Sembra che queste cooperative non funzionino benissimo, nel senso che ci sono lavoratori che per tre anni non sono stati pagati, e in 26 e si sono rivolti al sindacato della Uil, secondo la proprietaria e fondatrice, suocera del parlamentare, invece, non sarebbero stati pagati perché a sua volta lo Stato avrebbe ritardato i pagamenti. Contemporaneamente, ha ricostruito Fittipaldi, ci sono accuse che fanno alcuni testimoni che hanno vissuto in quelle cooperative, che parlano di ragazzi lasciati al freddo, senza cibo e senza paghetta settimanale, ma la questione per me, al di là dell’indagine giudiziaria è prettamente politica: poteva colui che ha costituito un’icona positiva per la sinistra, proprio sulla tutela dei più deboli, dei migranti, e sulla qualità necessaria dei centri di accoglienza, poteva non sapere cosa accadeva all’interno delle cooperative della sua famiglia? E poi è possibile che un politico, cioè una persona che tutti noi paghiamo, nella sua presenza come deputato in Parlamento, faccia una battaglia senza avere conflitti d’interesse in un settore su cui insiste il business della sua famiglia?

Il tema fondamentale è questo, che secondo me esula dalle questioni specifiche giudiziarie, ma è prettamente politico.
Ciò può provocare in un campo simbolico della sinistra dei danni terribili, ha rilevato Zanchini.

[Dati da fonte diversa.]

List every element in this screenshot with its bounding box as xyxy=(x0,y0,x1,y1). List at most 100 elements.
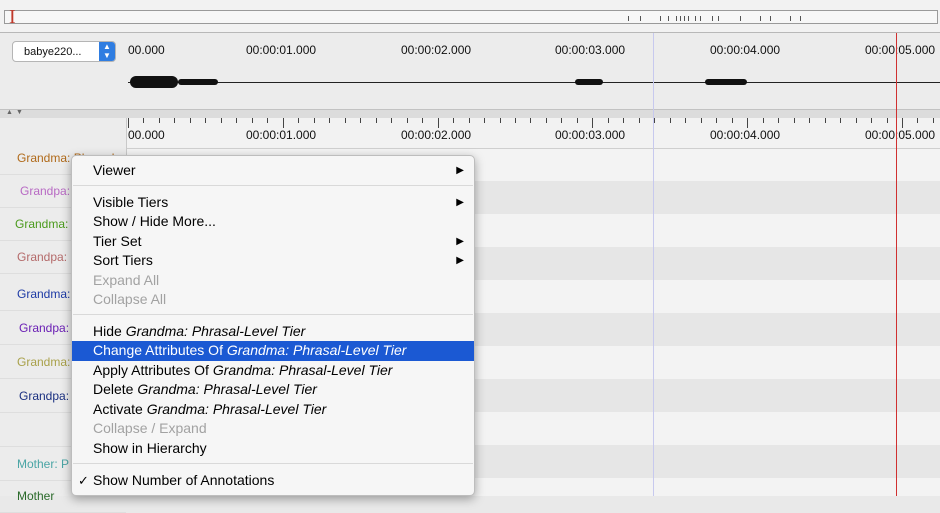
ruler-tick xyxy=(932,118,934,123)
selection-marker xyxy=(653,33,654,496)
ruler-tick xyxy=(886,118,888,123)
ruler-tick xyxy=(174,118,176,123)
overview-tick xyxy=(700,16,701,21)
ruler-tick xyxy=(282,118,284,128)
menu-item-show-in-hierarchy[interactable]: Show in Hierarchy xyxy=(72,439,474,459)
menu-item-sort-tiers[interactable]: Sort Tiers ▶ xyxy=(72,251,474,271)
menu-item-tier-name: Grandma: Phrasal-Level Tier xyxy=(226,342,407,358)
selection-cursor-icon: I xyxy=(9,6,16,28)
overview-track[interactable] xyxy=(4,10,938,24)
collapse-up-icon[interactable]: ▲ xyxy=(6,109,13,116)
menu-item-change-attributes[interactable]: Change Attributes Of Grandma: Phrasal-Le… xyxy=(72,341,474,361)
overview-tick xyxy=(790,16,791,21)
menu-item-apply-attributes[interactable]: Apply Attributes Of Grandma: Phrasal-Lev… xyxy=(72,361,474,381)
menu-item-activate-tier[interactable]: Activate Grandma: Phrasal-Level Tier xyxy=(72,400,474,420)
ruler-tick xyxy=(654,118,656,123)
overview-tick xyxy=(680,16,681,21)
menu-item-label: Tier Set xyxy=(93,232,142,249)
ruler-tick xyxy=(685,118,687,123)
ruler-label: 00.000 xyxy=(128,43,165,57)
submenu-arrow-icon: ▶ xyxy=(456,165,464,176)
ruler-tick xyxy=(762,118,764,123)
menu-item-collapse-all: Collapse All xyxy=(72,290,474,310)
tier-context-menu: Viewer ▶ Visible Tiers ▶ Show / Hide Mor… xyxy=(71,155,475,496)
menu-item-delete-tier[interactable]: Delete Grandma: Phrasal-Level Tier xyxy=(72,380,474,400)
menu-item-show-hide-more[interactable]: Show / Hide More... xyxy=(72,212,474,232)
menu-item-label: Expand All xyxy=(93,271,160,288)
ruler-tick xyxy=(453,118,455,123)
ruler-tick xyxy=(298,118,300,123)
timeline-ruler[interactable]: 00.000 00:00:01.000 00:00:02.000 00:00:0… xyxy=(127,118,940,149)
ruler-tick xyxy=(189,118,191,123)
overview-tick xyxy=(718,16,719,21)
overview-tick xyxy=(676,16,677,21)
waveform-burst xyxy=(705,79,747,85)
ruler-tick xyxy=(824,118,826,123)
ruler-tick xyxy=(545,118,547,123)
ruler-tick xyxy=(917,118,919,123)
menu-item-prefix: Activate xyxy=(93,400,143,417)
overview-tick xyxy=(712,16,713,21)
overview-tick xyxy=(800,16,801,21)
menu-item-viewer[interactable]: Viewer ▶ xyxy=(72,161,474,181)
ruler-tick xyxy=(607,118,609,123)
ruler-label: 00:00:03.000 xyxy=(555,128,626,142)
ruler-label: 00:00:01.000 xyxy=(246,128,317,142)
ruler-tick xyxy=(143,118,145,123)
ruler-label: 00:00:02.000 xyxy=(401,128,472,142)
menu-item-label: Collapse All xyxy=(93,291,167,307)
waveform-viewer[interactable]: babye220... ▲ ▼ 00.000 00:00:01.000 00:00… xyxy=(0,33,940,109)
ruler-label: 00:00:04.000 xyxy=(710,43,781,57)
media-file-select[interactable]: babye220... ▲ ▼ xyxy=(12,41,116,62)
ruler-label: 00:00:03.000 xyxy=(555,43,626,57)
overview-tick xyxy=(668,16,669,21)
menu-item-label: Show in Hierarchy xyxy=(93,439,207,456)
ruler-tick xyxy=(561,118,563,123)
ruler-tick xyxy=(855,118,857,123)
waveform-burst xyxy=(575,79,603,85)
menu-item-visible-tiers[interactable]: Visible Tiers ▶ xyxy=(72,193,474,213)
overview-ruler[interactable]: I xyxy=(0,0,940,33)
menu-item-label: Visible Tiers xyxy=(93,193,169,210)
ruler-tick xyxy=(344,118,346,123)
ruler-tick xyxy=(158,118,160,123)
ruler-tick xyxy=(329,118,331,123)
ruler-tick xyxy=(669,118,671,123)
menu-item-tier-name: Grandma: Phrasal-Level Tier xyxy=(212,361,393,378)
overview-tick xyxy=(628,16,629,21)
ruler-tick xyxy=(530,118,532,123)
menu-item-show-number-of-annotations[interactable]: ✓ Show Number of Annotations xyxy=(72,471,474,491)
ruler-tick xyxy=(638,118,640,123)
menu-item-hide-tier[interactable]: Hide Grandma: Phrasal-Level Tier xyxy=(72,322,474,342)
ruler-tick xyxy=(623,118,625,123)
ruler-tick xyxy=(716,118,718,123)
menu-item-label: Collapse / Expand xyxy=(93,420,207,436)
overview-tick xyxy=(688,16,689,21)
waveform-line xyxy=(128,82,940,83)
menu-item-expand-all: Expand All xyxy=(72,271,474,291)
ruler-tick xyxy=(468,118,470,123)
overview-tick xyxy=(684,16,685,21)
overview-tick xyxy=(660,16,661,21)
menu-item-tier-set[interactable]: Tier Set ▶ xyxy=(72,232,474,252)
ruler-tick xyxy=(360,118,362,123)
ruler-tick xyxy=(793,118,795,123)
ruler-tick xyxy=(840,118,842,123)
ruler-label: 00:00:02.000 xyxy=(401,43,472,57)
playhead-crosshair[interactable] xyxy=(896,33,897,496)
ruler-tick xyxy=(499,118,501,123)
menu-separator xyxy=(73,185,473,186)
menu-item-tier-name: Grandma: Phrasal-Level Tier xyxy=(125,322,306,339)
overview-tick xyxy=(770,16,771,21)
overview-tick xyxy=(760,16,761,21)
ruler-tick xyxy=(313,118,315,123)
collapse-down-icon[interactable]: ▼ xyxy=(16,109,23,116)
ruler-tick xyxy=(422,118,424,123)
menu-item-prefix: Change Attributes Of xyxy=(93,342,223,358)
ruler-tick xyxy=(700,118,702,123)
ruler-tick xyxy=(484,118,486,123)
ruler-tick xyxy=(220,118,222,123)
submenu-arrow-icon: ▶ xyxy=(456,255,464,266)
media-file-selected: babye220... xyxy=(24,46,82,58)
ruler-tick xyxy=(267,118,269,123)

Sì, sempre Fittipaldi, sono abbastanza d’accordo con chi ha detto che fa più danni una vicenda come quella di Soumahoro, che cento Salvini, nel senso che un personaggio positivo costruito forse in maniera un po’ forzata, anche dagli show televisivi e dai giornali che probabilmente non hanno ben indagato cosa ci fosse dietro, anche all’interno della cerchia familiare, con la caduta di un’icona di questo tipo, crea danni molto rilevanti dal punto di vista politico e la dimostrazione di questi danni è l’imbarazzo gigantesco che tocca in questo momento i leader dei Verdi e di Sinistra Italiana, cioè Bonelli e Fratoinanni, che hanno voluto a tutti i costi la candidatura di Aboubakar Soumahoro, un imbarazzo fatto di pochissime parole di difesa, praticamente inesistente, proprio perché la questione non è più giudiziaria ma è fondamentalmente politica. La cosa grave che insegna questa vicenda, dal punto di vista politico, è che troppo spesso la sinistra, per mancanza di contenuti, ha cercato di attaccarsi a simboli, a personaggi e a persone, lo abbiamo visto con Mimmo Lucano, con scrittori importanti e adesso con Soumahoro, il problema è che se si carica di un simbolo una persona, quando crolla quel simbolo, e può crollare per motivi che nessuno conosce, rischi di fare un danno a tutto il sistema politico, in questo caso anche al sistema dell’accoglienza.

Parole da incidere a fuoco nella mente di chiunque voglia farsi un’idea sulla vicenda, libera e indipendente da qualsiasi sovrastruttura. Di certo Fittipaldi e Zanchini sono giornalisti di grande spessore culturale e intellettuale, mi soffermerei proprio a riflettere se non sia un limite, come ha concluso Zanchini, l’idea di far rappresentare questioni complessissime da figure che vengono caricate da un alone di eroismo. Uno spunto chiave da cui rifondare una sinistra vera, che ha urgente bisogno di contenuti.